BC child care center stops taking infants
BY COURTENAY EDELHART Californian staff writer cedelhart@bakersfield.com
Bakersfield College's child care center that serves students will stop accepting children under the age of 2 effective Jan. 1.
The change means 15 children will have to be placed elsewhere.
The Bakersfield College Child Development Center is theoretically open to the public, but priority is given to BC students who are parents.
Licensed preschools are subject to state regulations that require minimum staff ratios of one adult for every four infants.

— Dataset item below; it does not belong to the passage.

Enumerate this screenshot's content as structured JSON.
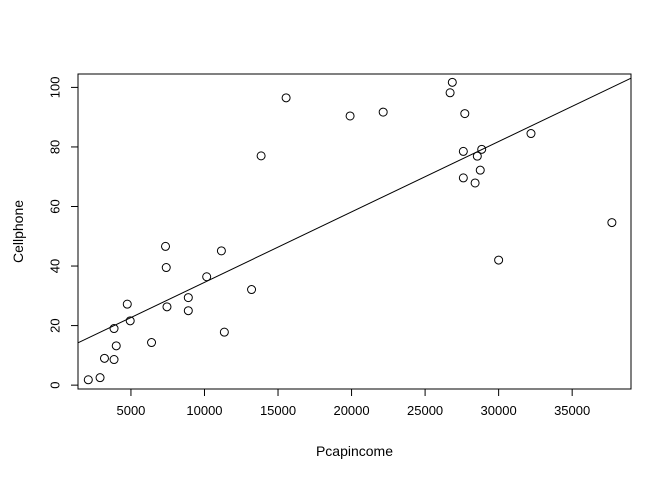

Unfortunately, parent fees weren't covering the expense of maintaining that level of staffing, and the college could no longer afford to subsidize the cost of care, so parents were notified Nov. 1 that the center would discontinue care for infants next year, said spokeswoman Amber Chiang.
"With all the state budget cuts, it was just too expensive," she said.
The child care center was siphoning off limited resources better set aside for education, so "it became one of those lesser-of-two-evils-type decisions," Chiang said. "You hate to do it, but it does come to that sometimes."
Chiang said she had no way of knowing if any of the parents would be forced to drop out of college for lack of child care.
"Unfortunately that didn't factor into our decision," she said, but added that all the affected parents had been referred to Community Connection for Child Care, a program administered by the Office of the Kern County Superintendent of Schools that matches parents with licensed child care options in their area.
Program manager Lisa Duncan-Purcell said any parent of a child younger than 2 -- "student or otherwise" -- will have trouble finding child care because there are few options in town to begin with.
"There aren't a lot of places that offer it, and the places that do are very expensive," she said. "We know that those parents are going to have a challenge."